# Disabled US citizen with Irish Spouse - moving back to USA



## grace0119 (Mar 10, 2013)

Hi everyone, 

I'm new here and have been looking around but haven't yet seen a post that answers my question. 

I'm disabled and a USC. My husband is an Irish citizen. He and I have been married nearly a year, and I have been in the UK (Northern Ireland) on an EEA Family Permit since June 2012. We're planning to apply for his CR-1 very soon so we can return to the states.

My concern is this: I'm on Social Security Disability and we will be living with my Dad. He's agreed to co-sponsor my husband because my income is well below the requirement. (If you become physically disabled early into your working life you're expected to live on less than $500 a month.) I lived with my Dad until I left in June 2012, and my US bank account (which I use regularly) still lists his address as my residence. 
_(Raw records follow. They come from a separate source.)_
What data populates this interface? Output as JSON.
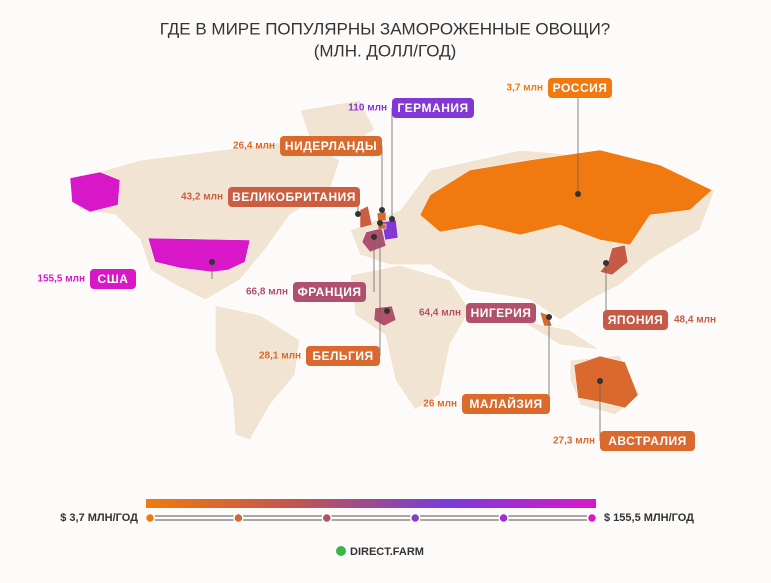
{
  "title": [
    "ГДЕ В МИРЕ ПОПУЛЯРНЫ ЗАМОРОЖЕННЫЕ ОВОЩИ?",
    "(МЛН. ДОЛЛ/ГОД)"
  ],
  "countries": [
    {
      "name": "РОССИЯ",
      "value": 3.7,
      "value_label": "3,7 млн"
    },
    {
      "name": "ГЕРМАНИЯ",
      "value": 110,
      "value_label": "110 млн"
    },
    {
      "name": "НИДЕРЛАНДЫ",
      "value": 26.4,
      "value_label": "26,4 млн"
    },
    {
      "name": "ВЕЛИКОБРИТАНИЯ",
      "value": 43.2,
      "value_label": "43,2 млн"
    },
    {
      "name": "США",
      "value": 155.5,
      "value_label": "155,5 млн"
    },
    {
      "name": "ФРАНЦИЯ",
      "value": 66.8,
      "value_label": "66,8 млн"
    },
    {
      "name": "НИГЕРИЯ",
      "value": 64.4,
      "value_label": "64,4 млн"
    },
    {
      "name": "ЯПОНИЯ",
      "value": 48.4,
      "value_label": "48,4 млн"
    },
    {
      "name": "БЕЛЬГИЯ",
      "value": 28.1,
      "value_label": "28,1 млн"
    },
    {
      "name": "МАЛАЙЗИЯ",
      "value": 26,
      "value_label": "26 млн"
    },
    {
      "name": "АВСТРАЛИЯ",
      "value": 27.3,
      "value_label": "27,3 млн"
    }
  ],
  "scale": {
    "colors": [
      "#f07a10",
      "#c0564e",
      "#7a3cd8",
      "#d818c8"
    ],
    "min": {
      "value": 3.7,
      "label": "$ 3,7 МЛН/ГОД"
    },
    "max": {
      "value": 155.5,
      "label": "$ 155,5 МЛН/ГОД"
    }
  },
  "brand": "DIRECT.FARM"
}
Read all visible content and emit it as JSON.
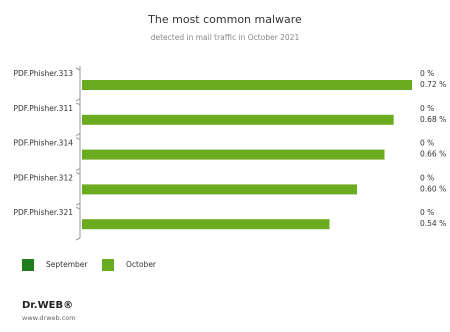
{
  "chart_data": {
    "type": "bar",
    "orientation": "horizontal",
    "title": "The most common malware",
    "subtitle": "detected in mail traffic in October 2021",
    "categories": [
      "PDF.Phisher.313",
      "PDF.Phisher.311",
      "PDF.Phisher.314",
      "PDF.Phisher.312",
      "PDF.Phisher.321"
    ],
    "series": [
      {
        "name": "September",
        "color": "#1e7d1e",
        "values": [
          0,
          0,
          0,
          0,
          0
        ],
        "value_labels": [
          "0 %",
          "0 %",
          "0 %",
          "0 %",
          "0 %"
        ]
      },
      {
        "name": "October",
        "color": "#6aab1f",
        "values": [
          0.72,
          0.68,
          0.66,
          0.6,
          0.54
        ],
        "value_labels": [
          "0.72 %",
          "0.68 %",
          "0.66 %",
          "0.60 %",
          "0.54 %"
        ]
      }
    ]
  },
  "footer": {
    "logo": "Dr.WEB®",
    "url": "www.drweb.com"
  }
}
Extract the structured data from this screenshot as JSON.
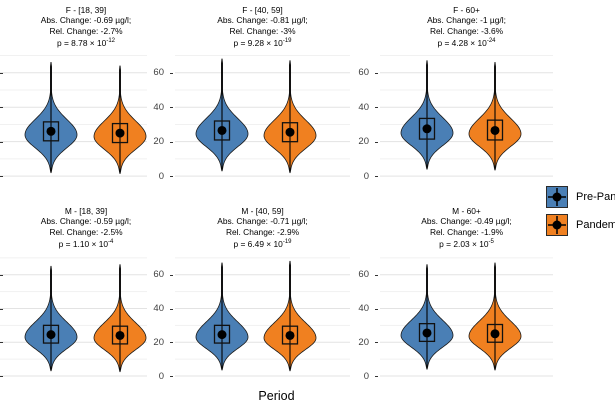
{
  "figure": {
    "xlabel": "Period"
  },
  "chart_data": {
    "type": "violin",
    "xlabel": "Period",
    "ylabel": "",
    "yticks": [
      0,
      20,
      40,
      60
    ],
    "ylim": [
      -9.5,
      70.5
    ],
    "grid": "horizontal gridlines, minor at 10/30/50/70, no panel border",
    "legend_position": "right (clipped at image edge)",
    "legend": [
      {
        "label": "Pre-Pan",
        "color": "#4a7fb5"
      },
      {
        "label": "Pandem",
        "color": "#f08020"
      }
    ],
    "facets": [
      {
        "title": "F - [18, 39]",
        "abs_change": "Abs. Change: -0.69 µg/l;",
        "rel_change": "Rel. Change: -2.7%",
        "p_base": "p = 8.78 × 10",
        "p_exp": "-12",
        "groups": [
          {
            "name": "Pre-Pan",
            "median": 26,
            "q1": 20.5,
            "q3": 31.5,
            "min": 2,
            "max": 66,
            "peak": 24
          },
          {
            "name": "Pandem",
            "median": 25,
            "q1": 19.5,
            "q3": 30.5,
            "min": 1.5,
            "max": 64,
            "peak": 23
          }
        ]
      },
      {
        "title": "F - [40, 59]",
        "abs_change": "Abs. Change: -0.81 µg/l;",
        "rel_change": "Rel. Change: -3%",
        "p_base": "p = 9.28 × 10",
        "p_exp": "-19",
        "groups": [
          {
            "name": "Pre-Pan",
            "median": 26.5,
            "q1": 21,
            "q3": 32,
            "min": 3,
            "max": 68,
            "peak": 24.5
          },
          {
            "name": "Pandem",
            "median": 25.5,
            "q1": 20,
            "q3": 31,
            "min": 2,
            "max": 67,
            "peak": 23.5
          }
        ]
      },
      {
        "title": "F - 60+",
        "abs_change": "Abs. Change: -1 µg/l;",
        "rel_change": "Rel. Change: -3.6%",
        "p_base": "p = 4.28 × 10",
        "p_exp": "-24",
        "groups": [
          {
            "name": "Pre-Pan",
            "median": 27.5,
            "q1": 21.5,
            "q3": 33.5,
            "min": 4,
            "max": 67,
            "peak": 25
          },
          {
            "name": "Pandem",
            "median": 26.5,
            "q1": 21,
            "q3": 32.5,
            "min": 3.5,
            "max": 66,
            "peak": 24.5
          }
        ]
      },
      {
        "title": "M - [18, 39]",
        "abs_change": "Abs. Change: -0.59 µg/l;",
        "rel_change": "Rel. Change: -2.5%",
        "p_base": "p = 1.10 × 10",
        "p_exp": "-4",
        "groups": [
          {
            "name": "Pre-Pan",
            "median": 24.5,
            "q1": 19.5,
            "q3": 30,
            "min": 3,
            "max": 65,
            "peak": 23
          },
          {
            "name": "Pandem",
            "median": 24,
            "q1": 19,
            "q3": 29.5,
            "min": 2.5,
            "max": 66,
            "peak": 22.5
          }
        ]
      },
      {
        "title": "M - [40, 59]",
        "abs_change": "Abs. Change: -0.71 µg/l;",
        "rel_change": "Rel. Change: -2.9%",
        "p_base": "p = 6.49 × 10",
        "p_exp": "-19",
        "groups": [
          {
            "name": "Pre-Pan",
            "median": 24.5,
            "q1": 19.5,
            "q3": 30,
            "min": 3.5,
            "max": 67,
            "peak": 23
          },
          {
            "name": "Pandem",
            "median": 24,
            "q1": 19,
            "q3": 29.5,
            "min": 3,
            "max": 68,
            "peak": 22.5
          }
        ]
      },
      {
        "title": "M - 60+",
        "abs_change": "Abs. Change: -0.49 µg/l;",
        "rel_change": "Rel. Change: -1.9%",
        "p_base": "p = 2.03 × 10",
        "p_exp": "-5",
        "groups": [
          {
            "name": "Pre-Pan",
            "median": 25.5,
            "q1": 20.5,
            "q3": 31,
            "min": 4,
            "max": 66,
            "peak": 24
          },
          {
            "name": "Pandem",
            "median": 25,
            "q1": 20,
            "q3": 30.5,
            "min": 3.5,
            "max": 67,
            "peak": 23.5
          }
        ]
      }
    ]
  },
  "colors": {
    "pre_pandemic": "#4a7fb5",
    "pandemic": "#f08020",
    "grid_major": "#e3e3e3",
    "grid_minor": "#f1f1f1",
    "outline": "#1a1a1a",
    "tick_text": "#404040"
  }
}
I know they can be sticklers about establishing domicile, but its just not feasible in my condition for me to move back to the states without my husband just to prove I have a place for us to live. Will this be a problem, as far as income and 'domicile' are concerned? 

I hope all this makes sense. My mind is racing because I'm nervous, so I apologize if it all came out a bit confusing.


----------



## swisspinoy (Jun 3, 2012)

Sounds like you would be better off remaining in the UK. Why do you want to go to the US?


----------



## Bevdeforges (Nov 16, 2007)

If your father is acting as co-sponsor, can you stay with him for a few months (or more) on arrival? That's one approach (and one often used by those returning to the US with a foreign spouse).
Cheers,
Bev


----------



## grace0119 (Mar 10, 2013)

Thank you both for your replies. 

Bev, that's our plan. We'd be staying with my dad for the first 6 months or so until we get ourselves sorted out and can get our own place. There's even a full time job waiting for my husband when we get there thanks to a friend of the family. So, would that be sufficient to fulfil the domicile requirements? 
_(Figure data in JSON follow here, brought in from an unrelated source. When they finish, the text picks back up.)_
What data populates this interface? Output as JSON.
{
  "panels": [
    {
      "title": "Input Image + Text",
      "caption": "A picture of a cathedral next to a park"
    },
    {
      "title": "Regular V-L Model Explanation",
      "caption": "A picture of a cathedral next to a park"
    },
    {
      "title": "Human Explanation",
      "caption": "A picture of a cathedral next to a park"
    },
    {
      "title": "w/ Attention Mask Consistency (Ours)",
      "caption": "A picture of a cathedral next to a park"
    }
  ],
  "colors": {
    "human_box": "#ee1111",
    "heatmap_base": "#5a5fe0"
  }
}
Swispinoy, we never intended on staying in the UK permanently, just until we had things in order for my husband to apply for a CR-1. 

Thanks again.


----------



## Bevdeforges (Nov 16, 2007)

Your father may need to confirm his willingness to have you stay with him, and it probably wouldn't hurt to be ready (if needed) to provide documentation of the job offer for your husband. But it ought to fly.
Cheers,
Bev


----------



## grace0119 (Mar 10, 2013)

That's great. Those shouldn't be any trouble. 

Thanks again.


----------